MLB New York Yankeesの新監督に決まったAaron Boone。スポーツトークショーを聞いてるとあまり評価する声がありません。もちろん指導歴がないという決定的な問題があるので評価のしようがないという点もあるんでしょう。私もコメント欄でお返事した通り、Booneの発言を聞いていて「ああこの人は言うことが気が利いてる」と思ったこともなく、至って平凡な印象。選手としての実績もこれまた平凡。選手としてのキャリアは12年と長かったですが.263, HR126本。2015年には野球の殿堂投票対象になりました(基本的に実働10年以上なら全員なります)が全549名の投票者から得票2票を得て、これでも多過ぎると批判記事が出る程度の普通の選手でした。悪い選手ではなかったですが殿堂で1票でも得るとかあり得ないというそういうレベルの選手。したがって長年在籍したCincinnati Redsの地元ファンにはそれなりに愛着を感じてくれる人たちもいるかもしれないですが、それ以外では特にBoone個人に対して支持者がいそうなタイプではない。

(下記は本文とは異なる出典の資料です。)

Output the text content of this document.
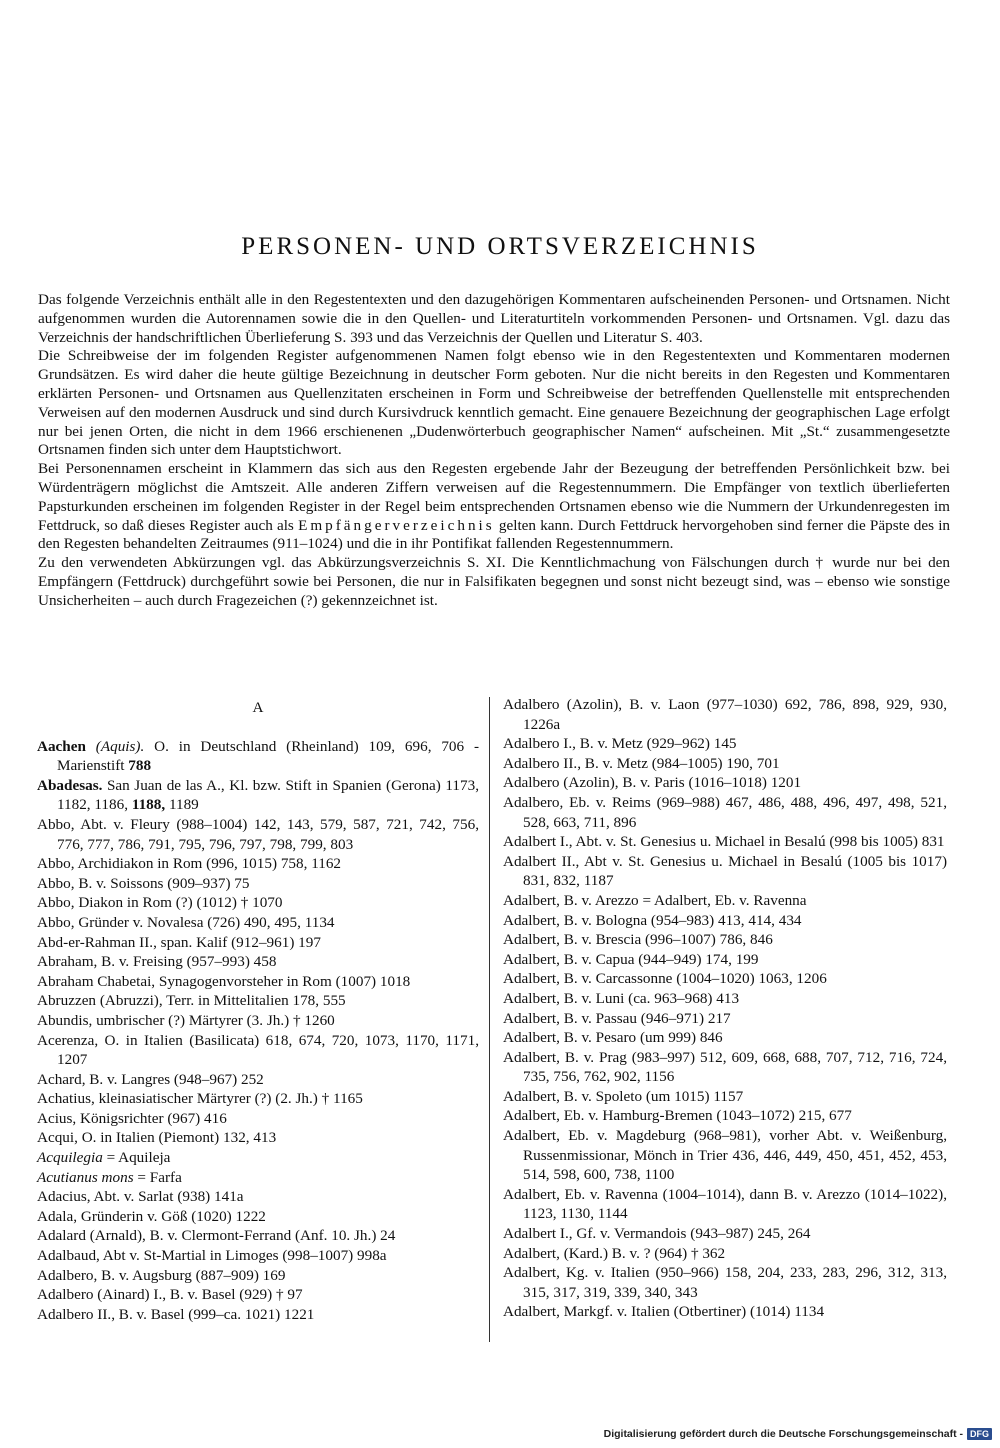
PERSONEN- UND ORTSVERZEICHNIS

Das folgende Verzeichnis enthält alle in den Regestentexten und den dazugehörigen Kommentaren aufscheinenden Personen- und Ortsnamen. Nicht aufgenommen wurden die Autorennamen sowie die in den Quellen- und Literaturtiteln vorkommenden Personen- und Ortsnamen. Vgl. dazu das Verzeichnis der handschriftlichen Überlieferung S. 393 und das Verzeichnis der Quellen und Literatur S. 403.

Die Schreibweise der im folgenden Register aufgenommenen Namen folgt ebenso wie in den Regestentexten und Kommentaren modernen Grundsätzen. Es wird daher die heute gültige Bezeichnung in deutscher Form geboten. Nur die nicht bereits in den Regesten und Kommentaren erklärten Personen- und Ortsnamen aus Quellenzitaten erscheinen in Form und Schreibweise der betreffenden Quellenstelle mit entsprechenden Verweisen auf den modernen Ausdruck und sind durch Kursivdruck kenntlich gemacht. Eine genauere Bezeichnung der geographischen Lage erfolgt nur bei jenen Orten, die nicht in dem 1966 erschienenen „Dudenwörterbuch geographischer Namen“ aufscheinen. Mit „St.“ zusammengesetzte Ortsnamen finden sich unter dem Hauptstichwort.

Bei Personennamen erscheint in Klammern das sich aus den Regesten ergebende Jahr der Bezeugung der betreffenden Persönlichkeit bzw. bei Würdenträgern möglichst die Amtszeit. Alle anderen Ziffern verweisen auf die Regestennummern. Die Empfänger von textlich überlieferten Papsturkunden erscheinen im folgenden Register in der Regel beim entsprechenden Ortsnamen ebenso wie die Nummern der Urkundenregesten im Fettdruck, so daß dieses Register auch als Empfängerverzeichnis gelten kann. Durch Fettdruck hervorgehoben sind ferner die Päpste des in den Regesten behandelten Zeitraumes (911–1024) und die in ihr Pontifikat fallenden Regestennummern.

Zu den verwendeten Abkürzungen vgl. das Abkürzungsverzeichnis S. XI. Die Kenntlichmachung von Fälschungen durch † wurde nur bei den Empfängern (Fettdruck) durchgeführt sowie bei Personen, die nur in Falsifikaten begegnen und sonst nicht bezeugt sind, was – ebenso wie sonstige Unsicherheiten – auch durch Fragezeichen (?) gekennzeichnet ist.

A

Aachen (Aquis). O. in Deutschland (Rheinland) 109, 696, 706 - Marienstift 788

Abadesas. San Juan de las A., Kl. bzw. Stift in Spanien (Gerona) 1173, 1182, 1186, 1188, 1189

Abbo, Abt. v. Fleury (988–1004) 142, 143, 579, 587, 721, 742, 756, 776, 777, 786, 791, 795, 796, 797, 798, 799, 803

Abbo, Archidiakon in Rom (996, 1015) 758, 1162

Abbo, B. v. Soissons (909–937) 75

Abbo, Diakon in Rom (?) (1012) † 1070

Abbo, Gründer v. Novalesa (726) 490, 495, 1134

Abd-er-Rahman II., span. Kalif (912–961) 197

Abraham, B. v. Freising (957–993) 458

Abraham Chabetai, Synagogenvorsteher in Rom (1007) 1018

Abruzzen (Abruzzi), Terr. in Mittelitalien 178, 555

Abundis, umbrischer (?) Märtyrer (3. Jh.) † 1260

Acerenza, O. in Italien (Basilicata) 618, 674, 720, 1073, 1170, 1171, 1207

Achard, B. v. Langres (948–967) 252

Achatius, kleinasiatischer Märtyrer (?) (2. Jh.) † 1165

Acius, Königsrichter (967) 416

Acqui, O. in Italien (Piemont) 132, 413

Acquilegia = Aquileja

Acutianus mons = Farfa

Adacius, Abt. v. Sarlat (938) 141a

Adala, Gründerin v. Göß (1020) 1222

Adalard (Arnald), B. v. Clermont-Ferrand (Anf. 10. Jh.) 24

Adalbaud, Abt v. St-Martial in Limoges (998–1007) 998a

Adalbero, B. v. Augsburg (887–909) 169

Adalbero (Ainard) I., B. v. Basel (929) † 97

Adalbero II., B. v. Basel (999–ca. 1021) 1221

Adalbero (Azolin), B. v. Laon (977–1030) 692, 786, 898, 929, 930, 1226a

Adalbero I., B. v. Metz (929–962) 145

Adalbero II., B. v. Metz (984–1005) 190, 701

Adalbero (Azolin), B. v. Paris (1016–1018) 1201

Adalbero, Eb. v. Reims (969–988) 467, 486, 488, 496, 497, 498, 521, 528, 663, 711, 896

Adalbert I., Abt. v. St. Genesius u. Michael in Besalú (998 bis 1005) 831

Adalbert II., Abt v. St. Genesius u. Michael in Besalú (1005 bis 1017) 831, 832, 1187

Adalbert, B. v. Arezzo = Adalbert, Eb. v. Ravenna

Adalbert, B. v. Bologna (954–983) 413, 414, 434

Adalbert, B. v. Brescia (996–1007) 786, 846

Adalbert, B. v. Capua (944–949) 174, 199

Adalbert, B. v. Carcassonne (1004–1020) 1063, 1206

Adalbert, B. v. Luni (ca. 963–968) 413

Adalbert, B. v. Passau (946–971) 217

Adalbert, B. v. Pesaro (um 999) 846

Adalbert, B. v. Prag (983–997) 512, 609, 668, 688, 707, 712, 716, 724, 735, 756, 762, 902, 1156

Adalbert, B. v. Spoleto (um 1015) 1157

Adalbert, Eb. v. Hamburg-Bremen (1043–1072) 215, 677

Adalbert, Eb. v. Magdeburg (968–981), vorher Abt. v. Weißenburg, Russenmissionar, Mönch in Trier 436, 446, 449, 450, 451, 452, 453, 514, 598, 600, 738, 1100

Adalbert, Eb. v. Ravenna (1004–1014), dann B. v. Arezzo (1014–1022), 1123, 1130, 1144

Adalbert I., Gf. v. Vermandois (943–987) 245, 264

Adalbert, (Kard.) B. v. ? (964) † 362

Adalbert, Kg. v. Italien (950–966) 158, 204, 233, 283, 296, 312, 313, 315, 317, 319, 339, 340, 343

Adalbert, Markgf. v. Italien (Otbertiner) (1014) 1134

Digitalisierung gefördert durch die Deutsche Forschungsgemeinschaft - DFG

現時点でのBooneへの批判は、これは監督役ではなくフロントの声を忠実に選手に伝えるメッセンジャー役伝書鳩みたいなことしか期待されていないんだろう、なんていう辛辣なものもあります。Yankeesというアメスポに於ける特別な存在の、若手のスーパースター候補を擁するこれから黄金時代が始まりそうな今のチームの現状に比べて、新監督がショボイ、がっかりだというのが大方の批判の元と言えそう。

がっかりというのはそうかもしれませんが、先日も書いた通り監督候補に挙がった人たちは全体に若い監督歴のない人たちが多かった。Booneでなかったとしても経験値は低い監督になったことには変わりなかったでしょう。

コメント欄でも書いたんですが、Yankeesが若い監督ばかりを候補にしていたのはフロント直轄のデータ解析部門発の最新のデータ野球をYankeesがやってみたいからなんじゃないかと思うんですが、どうでしょうか。監督経験者だと既に戦術・選手起用その他に経験があるだけにデータ部門が持ってくる斬新な作戦のアイデアを、常識外れだと言って素直に受け入れない可能性がある。それを嫌ってYankeesは若い監督、常識に挑戦する気概のある人を求めていたということはないでしょうか。

一昔前のOakland Asのマネーボールの成功の物語。そして弱小から這い上がって今年優勝したHouston Astrosも相当にデータを駆使した野球を展開したとされます。Yankees GMのBrian Cashmanがそれに類することをYankeesの次の黄金時代に向けてやってみようとしているとしたら?それに必要なのは経験ではなくデータを元にした新しい野球への柔軟さなのかもしれません。